朝には「週末は深センまで行って髪を切ってきました」と話す人がいれば、昼休みには「次は深センで歯医者に行きます」と語る人もおり、夜にはミシュランに掲載された小さな店に予約を入れる人もいます。
2025年の香港では、国境をまたぐ暮らしとローカルを改めて味わおうとするムードが同居しています。
7月の消費者物価指数(CPI)は前年比+1.0%でした。6月(+1.4%)から伸びが鈍り、基調CPI(一時的な政府措置などの影響を除いた指標)も+1.0%で落ち着いています。
小売は「持ち直しの兆し」が見られます。6月の名目小売売上は+0.7%と2カ月連続のプラスでしたが、1〜6月累計は▲3.3%と慎重さも残っています。ネット通販の比率は8.5%です。
上半期(1〜6月)の香港への旅行者は約2,400万人でした。うち本土客が約75%で、非本土も前年同期比で着実に増えています。
一方で、短時間・低予算で密に巡る“弾丸型”旅行(中国語圏で「特種兵旅遊」と呼ばれるスタイル)が存在感を増し、日帰り客の比率上昇や1人当たり消費額の低下が課題になっています。街側ではイベントや無料体験、旧市街の散策コースなど、“高額消費に頼らない滞在理由づくり”を強化しています。
6月にPayment Connect(支付通 香港と中国本土の間でのリアルタイム決済システム)が始動しました。香港の即時振込(FPS)と中国本土の送金網(IBPS)が直結し、携帯番号や口座番号だけで小口の即時クロスボーダー送金が可能になりました。家族間送金や越境ECの小額決済がさらにスムーズになります。
MTR(地下鉄)は2025/26年度、運賃を値上げなしとしています。一方、香港トラム(路面電車)は5月に大人片道がHK$3.3(約62円)へ改定されました。
政府の公共交通費補助制度は6月から「月の交通費がHK$500(約9,422円)を超えた分」に補助が出る形に見直され、家計の体感は小幅に調整されています。
さらに7月には、配車アプリ(ライドシェア)制度化の案が公表されました。プラットフォーム・車両・運転手のライセンス制や保険義務などが盛り込まれ、来年上半期の制度開始が視野に入っています。

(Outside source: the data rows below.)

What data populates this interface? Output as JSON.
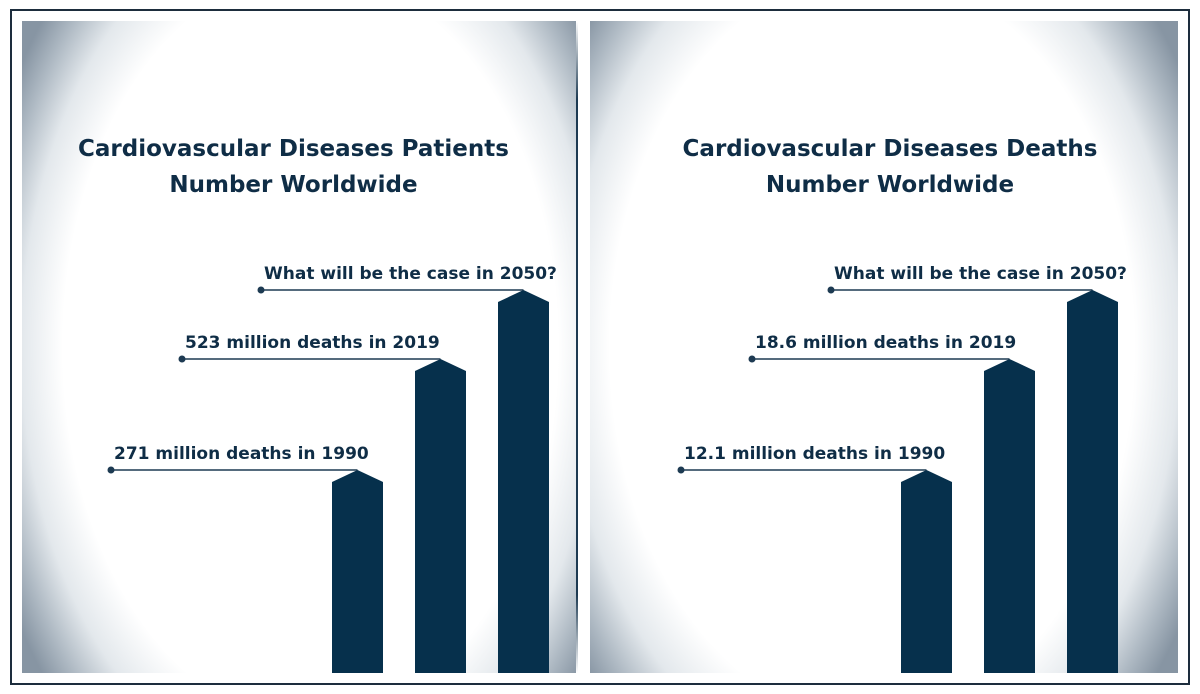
{
  "chart_data": [
    {
      "type": "bar",
      "title_lines": [
        "Cardiovascular Diseases Patients",
        "Number Worldwide"
      ],
      "bars": [
        {
          "label": "271 million deaths in 1990",
          "value": 271
        },
        {
          "label": "523 million deaths in 2019",
          "value": 523
        },
        {
          "label": "What will be the case in 2050?",
          "value": null
        }
      ],
      "color": "#06304c"
    },
    {
      "type": "bar",
      "title_lines": [
        "Cardiovascular Diseases Deaths",
        "Number Worldwide"
      ],
      "bars": [
        {
          "label": "12.1 million deaths in 1990",
          "value": 12.1
        },
        {
          "label": "18.6 million deaths in 2019",
          "value": 18.6
        },
        {
          "label": "What will be the case in 2050?",
          "value": null
        }
      ],
      "color": "#06304c"
    }
  ]
}
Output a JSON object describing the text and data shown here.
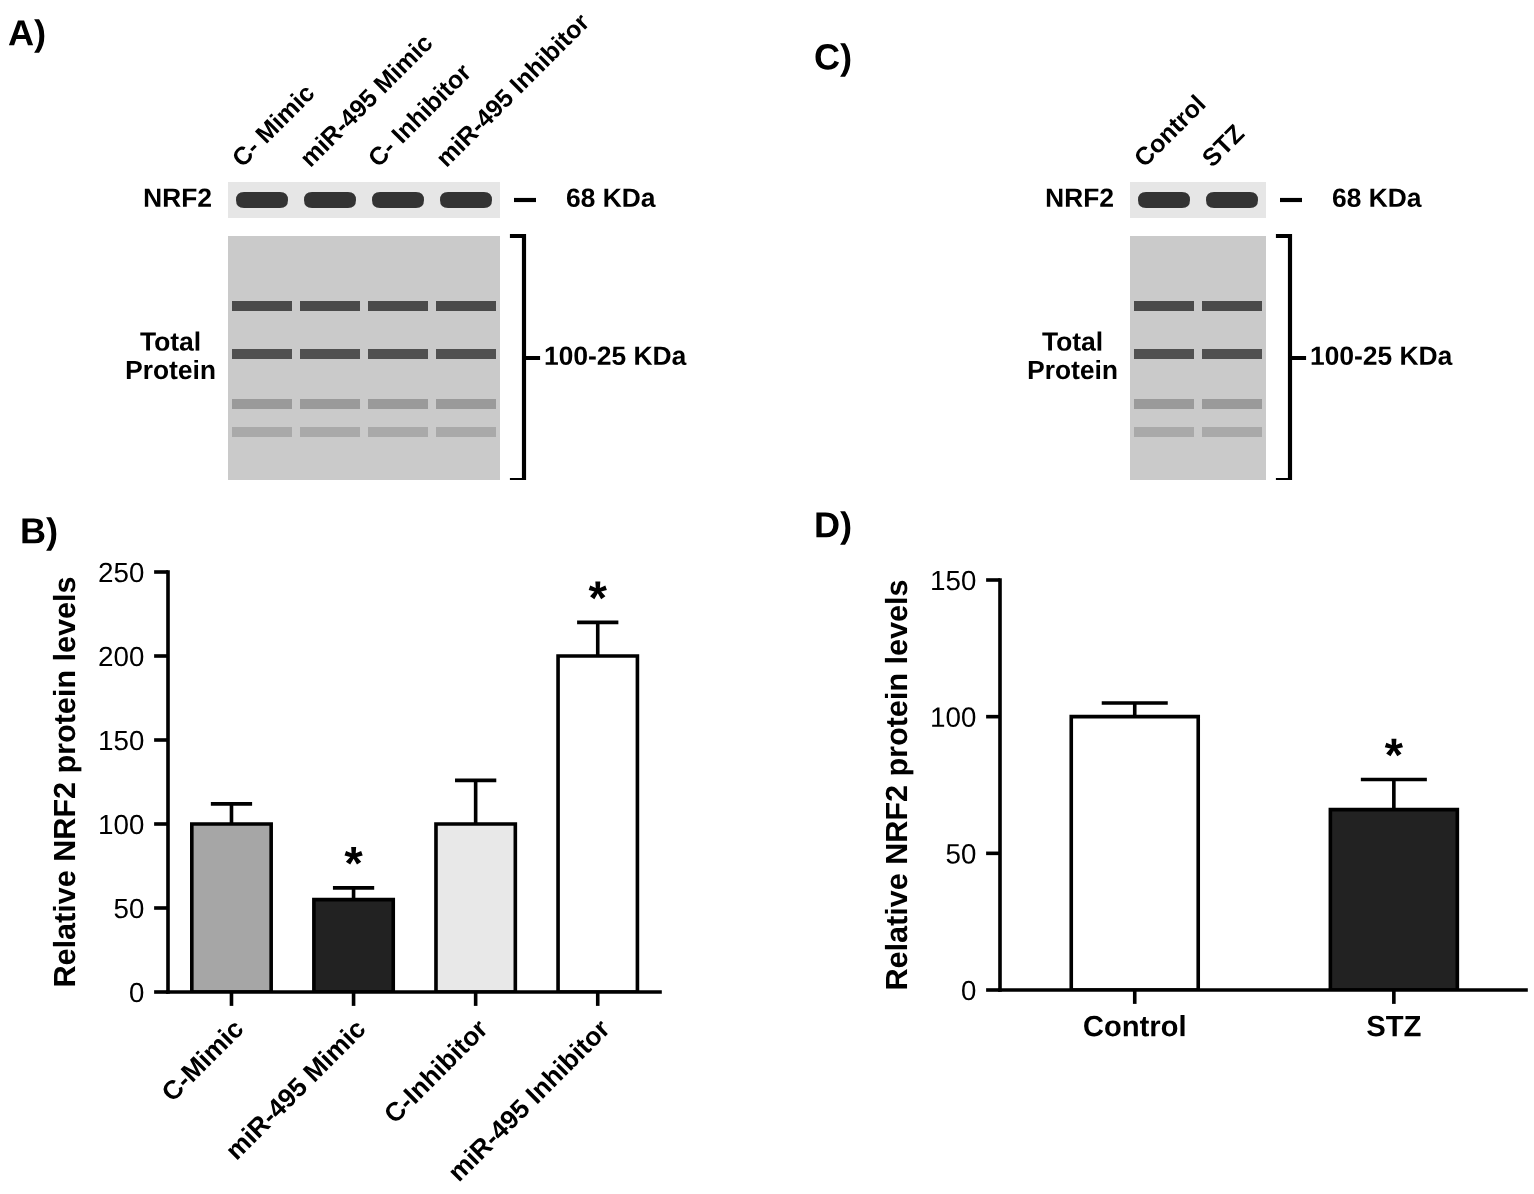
{
  "chart_data": [
    {
      "type": "other",
      "title": "A)",
      "categories": [
        "C- Mimic",
        "miR-495 Mimic",
        "C- Inhibitor",
        "miR-495 Inhibitor"
      ],
      "annotations": [
        "NRF2",
        "68 KDa",
        "Total Protein",
        "100-25 KDa"
      ]
    },
    {
      "type": "other",
      "title": "C)",
      "categories": [
        "Control",
        "STZ"
      ],
      "annotations": [
        "NRF2",
        "68 KDa",
        "Total Protein",
        "100-25 KDa"
      ]
    },
    {
      "type": "bar",
      "title": "B)",
      "ylabel": "Relative NRF2 protein levels",
      "categories": [
        "C-Mimic",
        "miR-495 Mimic",
        "C-Inhibitor",
        "miR-495 Inhibitor"
      ],
      "values": [
        100,
        55,
        100,
        200
      ],
      "colors": [
        "#a6a6a6",
        "#222222",
        "#e8e8e8",
        "#ffffff"
      ],
      "errors": [
        [
          100,
          112
        ],
        [
          55,
          62
        ],
        [
          100,
          126
        ],
        [
          200,
          220
        ]
      ],
      "ylim": [
        0,
        250
      ],
      "yticks": [
        0,
        50,
        100,
        150,
        200,
        250
      ],
      "annotations": [
        {
          "text": "*",
          "x": "miR-495 Mimic",
          "y": 55
        },
        {
          "text": "*",
          "x": "miR-495 Inhibitor",
          "y": 200
        }
      ]
    },
    {
      "type": "bar",
      "title": "D)",
      "ylabel": "Relative NRF2 protein levels",
      "categories": [
        "Control",
        "STZ"
      ],
      "values": [
        100,
        66
      ],
      "colors": [
        "#ffffff",
        "#222222"
      ],
      "errors": [
        [
          100,
          105
        ],
        [
          66,
          77
        ]
      ],
      "ylim": [
        0,
        150
      ],
      "yticks": [
        0,
        50,
        100,
        150
      ],
      "annotations": [
        {
          "text": "*",
          "x": "STZ",
          "y": 66
        }
      ]
    }
  ]
}
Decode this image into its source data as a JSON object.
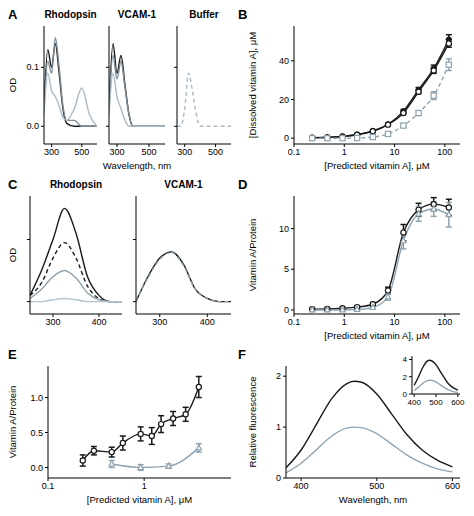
{
  "chart_data": [
    {
      "type": "line",
      "annotations": [
        "A"
      ],
      "title": "Rhodopsin",
      "y_label": "OD",
      "x": [
        250,
        275,
        300,
        325,
        350,
        375,
        400,
        450,
        500,
        550,
        600
      ],
      "xlim": [
        250,
        600
      ],
      "xticks": [
        300,
        500
      ],
      "ylim": [
        -0.03,
        0.17
      ],
      "yticks": [
        {
          "value": 0,
          "label": "0.0"
        },
        0.1
      ],
      "series": [
        {
          "color": "#1a1a1a",
          "line_style": "solid",
          "values": [
            0.03,
            0.13,
            0.1,
            0.14,
            0.09,
            0.03,
            0.005,
            0,
            0,
            0,
            0
          ]
        },
        {
          "color": "#7d8c96",
          "line_style": "solid",
          "values": [
            0.03,
            0.11,
            0.09,
            0.15,
            0.1,
            0.035,
            0.01,
            0.01,
            0,
            0,
            0
          ]
        },
        {
          "color": "#a9bac6",
          "line_style": "solid",
          "values": [
            0.02,
            0.09,
            0.06,
            0.05,
            0.035,
            0.015,
            0.01,
            0.03,
            0.065,
            0.02,
            0
          ]
        }
      ]
    },
    {
      "type": "line",
      "title": "VCAM-1",
      "x_label": "Wavelength, nm",
      "tick_labels": "x",
      "x": [
        250,
        275,
        300,
        325,
        350,
        375,
        400,
        450,
        500,
        550,
        600
      ],
      "xlim": [
        250,
        600
      ],
      "xticks": [
        300,
        500
      ],
      "ylim": [
        -0.03,
        0.17
      ],
      "yticks": [
        0,
        0.1
      ],
      "series": [
        {
          "color": "#1a1a1a",
          "line_style": "solid",
          "values": [
            0.03,
            0.14,
            0.09,
            0.12,
            0.07,
            0.02,
            0,
            0,
            0,
            0,
            0
          ]
        },
        {
          "color": "#7d8c96",
          "line_style": "solid",
          "values": [
            0.03,
            0.12,
            0.08,
            0.11,
            0.065,
            0.02,
            0,
            0,
            0,
            0,
            0
          ]
        },
        {
          "color": "#a9bac6",
          "line_style": "solid",
          "values": [
            0.02,
            0.09,
            0.05,
            0.03,
            0.01,
            0,
            0,
            0,
            0,
            0,
            0
          ]
        }
      ]
    },
    {
      "type": "line",
      "title": "Buffer",
      "tick_labels": "x",
      "x": [
        250,
        275,
        300,
        325,
        350,
        375,
        400,
        450,
        500,
        550,
        600
      ],
      "xlim": [
        250,
        600
      ],
      "xticks": [
        300,
        500
      ],
      "ylim": [
        -0.03,
        0.17
      ],
      "yticks": [
        0,
        0.1
      ],
      "series": [
        {
          "color": "#a9bac6",
          "line_style": "dashed",
          "values": [
            0,
            0,
            0.03,
            0.09,
            0.06,
            0.02,
            0,
            0,
            0,
            0,
            0
          ]
        }
      ]
    },
    {
      "type": "scatter",
      "annotations": [
        "B"
      ],
      "log": "x",
      "x_label": "[Predicted vitamin A], μM",
      "y_label": "[Dissolved vitamin A], μM",
      "x": [
        0.23,
        0.46,
        0.92,
        1.8,
        3.7,
        7.4,
        15,
        30,
        60,
        120
      ],
      "xlim": [
        0.1,
        200
      ],
      "xticks": [
        0.1,
        1,
        10,
        100
      ],
      "ylim": [
        -3,
        58
      ],
      "yticks": [
        0,
        20,
        40
      ],
      "series": [
        {
          "color": "#1a1a1a",
          "marker": "circle",
          "line_style": "solid",
          "values": [
            0.3,
            0.5,
            0.9,
            1.9,
            3.8,
            7.2,
            14,
            25,
            36,
            51
          ],
          "errors": [
            0.2,
            0.2,
            0.2,
            0.3,
            0.4,
            0.5,
            0.8,
            1.2,
            1.8,
            2.5
          ]
        },
        {
          "color": "#1a1a1a",
          "marker": "open_circle",
          "line_style": "solid",
          "values": [
            0.2,
            0.4,
            0.9,
            1.8,
            3.6,
            7,
            13,
            24,
            35,
            49
          ],
          "errors": [
            0.1,
            0.1,
            0.2,
            0.2,
            0.3,
            0.4,
            0.6,
            1,
            1.5,
            2
          ]
        },
        {
          "color": "#8fa3b0",
          "marker": "open_square",
          "line_style": "dashed",
          "values": [
            0,
            0,
            0,
            0.1,
            0.6,
            2.2,
            6.5,
            13,
            22,
            38
          ],
          "errors": [
            0.1,
            0.1,
            0.1,
            0.2,
            0.3,
            0.5,
            0.8,
            1.2,
            2,
            3
          ]
        }
      ]
    },
    {
      "type": "line",
      "annotations": [
        "C"
      ],
      "title": "Rhodopsin",
      "y_label": "OD",
      "tick_labels": "x",
      "x": [
        250,
        275,
        300,
        325,
        350,
        375,
        400,
        425,
        450
      ],
      "xlim": [
        250,
        450
      ],
      "xticks": [
        300,
        400
      ],
      "ylim": [
        -0.02,
        0.17
      ],
      "yticks": [
        0,
        0.1
      ],
      "series": [
        {
          "color": "#1a1a1a",
          "line_style": "solid",
          "values": [
            0.01,
            0.05,
            0.1,
            0.15,
            0.11,
            0.04,
            0.01,
            0,
            0
          ]
        },
        {
          "color": "#1a1a1a",
          "line_style": "dashed",
          "values": [
            0.01,
            0.03,
            0.07,
            0.095,
            0.07,
            0.025,
            0.005,
            0,
            0
          ]
        },
        {
          "color": "#8fa3b0",
          "line_style": "solid",
          "values": [
            0.005,
            0.02,
            0.04,
            0.05,
            0.038,
            0.014,
            0.003,
            0,
            0
          ]
        },
        {
          "color": "#b5c4ce",
          "line_style": "solid",
          "values": [
            0,
            0,
            0.003,
            0.005,
            0.003,
            0,
            0,
            0,
            0
          ]
        }
      ]
    },
    {
      "type": "line",
      "title": "VCAM-1",
      "tick_labels": "x",
      "x": [
        250,
        275,
        300,
        325,
        350,
        375,
        400,
        425,
        450
      ],
      "xlim": [
        250,
        450
      ],
      "xticks": [
        300,
        400
      ],
      "ylim": [
        -0.02,
        0.17
      ],
      "yticks": [
        0,
        0.1
      ],
      "series": [
        {
          "color": "#1a1a1a",
          "line_style": "solid",
          "values": [
            0,
            0.04,
            0.07,
            0.08,
            0.06,
            0.02,
            0.005,
            0,
            0
          ]
        },
        {
          "color": "#8fa3b0",
          "line_style": "dashed",
          "values": [
            0,
            0.038,
            0.068,
            0.079,
            0.058,
            0.02,
            0.005,
            0,
            0
          ]
        }
      ]
    },
    {
      "type": "scatter",
      "annotations": [
        "D"
      ],
      "log": "x",
      "x_label": "[Predicted vitamin A], μM",
      "y_label": "Vitamin A/Protein",
      "x": [
        0.23,
        0.46,
        0.92,
        1.8,
        3.7,
        7.4,
        15,
        30,
        60,
        120
      ],
      "xlim": [
        0.1,
        200
      ],
      "xticks": [
        0.1,
        1,
        10,
        100
      ],
      "ylim": [
        -0.5,
        14
      ],
      "yticks": [
        0,
        5,
        10
      ],
      "series": [
        {
          "color": "#1a1a1a",
          "marker": "open_circle",
          "line_style": "solid",
          "values": [
            0.1,
            0.12,
            0.2,
            0.35,
            0.7,
            2.4,
            9.5,
            12.3,
            13,
            12.6
          ],
          "errors": [
            0.1,
            0.1,
            0.1,
            0.15,
            0.2,
            0.4,
            1,
            0.8,
            0.8,
            1
          ]
        },
        {
          "color": "#8fa3b0",
          "marker": "open_triangle",
          "line_style": "solid",
          "values": [
            0,
            0,
            0,
            0.05,
            0.3,
            1.6,
            8.5,
            11.8,
            12.4,
            11.7
          ],
          "errors": [
            0.1,
            0.1,
            0.1,
            0.1,
            0.2,
            0.4,
            1,
            0.9,
            0.9,
            1.5
          ]
        }
      ]
    },
    {
      "type": "scatter",
      "annotations": [
        "E"
      ],
      "log": "x",
      "x_label": "[Predicted vitamin A], μM",
      "y_label": "Vitamin A/Protein",
      "xlim": [
        0.1,
        8
      ],
      "xticks": [
        0.1,
        1
      ],
      "ylim": [
        -0.15,
        1.45
      ],
      "yticks": [
        {
          "value": 0,
          "label": "0.0"
        },
        0.5,
        {
          "value": 1,
          "label": "1.0"
        }
      ],
      "series": [
        {
          "color": "#1a1a1a",
          "marker": "open_circle",
          "line_style": "solid",
          "x": [
            0.23,
            0.3,
            0.46,
            0.6,
            0.92,
            1.2,
            1.5,
            2,
            2.7,
            3.7
          ],
          "values": [
            0.1,
            0.24,
            0.22,
            0.35,
            0.48,
            0.45,
            0.62,
            0.7,
            0.76,
            1.15
          ],
          "errors": [
            0.08,
            0.06,
            0.07,
            0.1,
            0.1,
            0.12,
            0.12,
            0.1,
            0.1,
            0.15
          ]
        },
        {
          "color": "#8fa3b0",
          "marker": "open_triangle",
          "line_style": "solid",
          "x": [
            0.46,
            0.92,
            1.8,
            3.7
          ],
          "values": [
            0.05,
            0,
            0.02,
            0.28
          ],
          "errors": [
            0.05,
            0.04,
            0.03,
            0.06
          ]
        }
      ]
    },
    {
      "type": "line",
      "annotations": [
        "F"
      ],
      "x_label": "Wavelength, nm",
      "y_label": "Relative fluorescence",
      "x": [
        380,
        400,
        420,
        440,
        460,
        470,
        480,
        500,
        520,
        540,
        560,
        580,
        600
      ],
      "xlim": [
        380,
        610
      ],
      "xticks": [
        400,
        500,
        600
      ],
      "ylim": [
        0,
        2.2
      ],
      "yticks": [
        0,
        1,
        2
      ],
      "series": [
        {
          "color": "#1a1a1a",
          "line_style": "solid",
          "values": [
            0.2,
            0.55,
            1.05,
            1.55,
            1.85,
            1.9,
            1.88,
            1.65,
            1.25,
            0.85,
            0.55,
            0.35,
            0.22
          ]
        },
        {
          "color": "#8fa3b0",
          "line_style": "solid",
          "values": [
            0.1,
            0.29,
            0.55,
            0.82,
            0.98,
            1,
            0.99,
            0.87,
            0.66,
            0.45,
            0.29,
            0.18,
            0.12
          ]
        }
      ]
    },
    {
      "type": "line",
      "x": [
        400,
        420,
        440,
        460,
        470,
        480,
        500,
        520,
        540,
        560,
        580,
        600
      ],
      "xlim": [
        390,
        610
      ],
      "xticks": [
        400,
        500,
        600
      ],
      "ylim": [
        0,
        4.4
      ],
      "yticks": [
        0,
        2,
        4
      ],
      "series": [
        {
          "color": "#1a1a1a",
          "line_style": "solid",
          "values": [
            1,
            2,
            3.1,
            3.8,
            3.9,
            3.85,
            3.4,
            2.6,
            1.8,
            1.1,
            0.7,
            0.45
          ]
        },
        {
          "color": "#8fa3b0",
          "line_style": "solid",
          "values": [
            0.4,
            0.8,
            1.25,
            1.55,
            1.6,
            1.58,
            1.4,
            1.05,
            0.72,
            0.45,
            0.28,
            0.18
          ]
        }
      ]
    }
  ]
}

住宅価格は4カ月連続で前月比上昇しています。7月は+0.4%とペースがやや加速しました。ただし年初から通算では小幅なマイナスで、2021年のピークからはなお大きく下がった水準です。
家賃は上昇が続き、2019年の水準に近づく勢いがあり、実需の強さを感じます。
香港のフードデリバリー市場は、今年春にDeliverooが撤退したことで大きく変わりました。現在はfoodpandaとKeeTaの2社が主流となり、市場を二分しています。
一方、外食シーンでは、特別な日に利用される高級レストランから、日常的に楽しめる手頃な価格の良店まで、選択肢が広がっています。ミシュランガイド2025では、フレンチレストランの「Amber」が三つ星に昇格しました。また、手頃な価格で優れた店の拡充により、1人当たりHK$400(約7,500円)以下で楽しめる質の高いレストランの選択肢も増えています。
法定最低賃金は5月1日にHK$42.1/時(約793円/時)へ引き上げられました。関連する月額の基準額もHK$17,200(約324,110円)になりました。人件費の上昇と価格転嫁の難しさの綱引きが続くなか、“量より体験価値”を磨く動きが広がっています。
まとめ
物価は落ち着き、消費は“安く賢く+時々ご褒美”という傾向が強まっています。街は、越境とローカルのあいだを揺れながら、体温を取り戻しつつあります。企業も生活者も、“価格だけではない納得感”をどう設計するかが、2025年下半期の勝ち筋になります。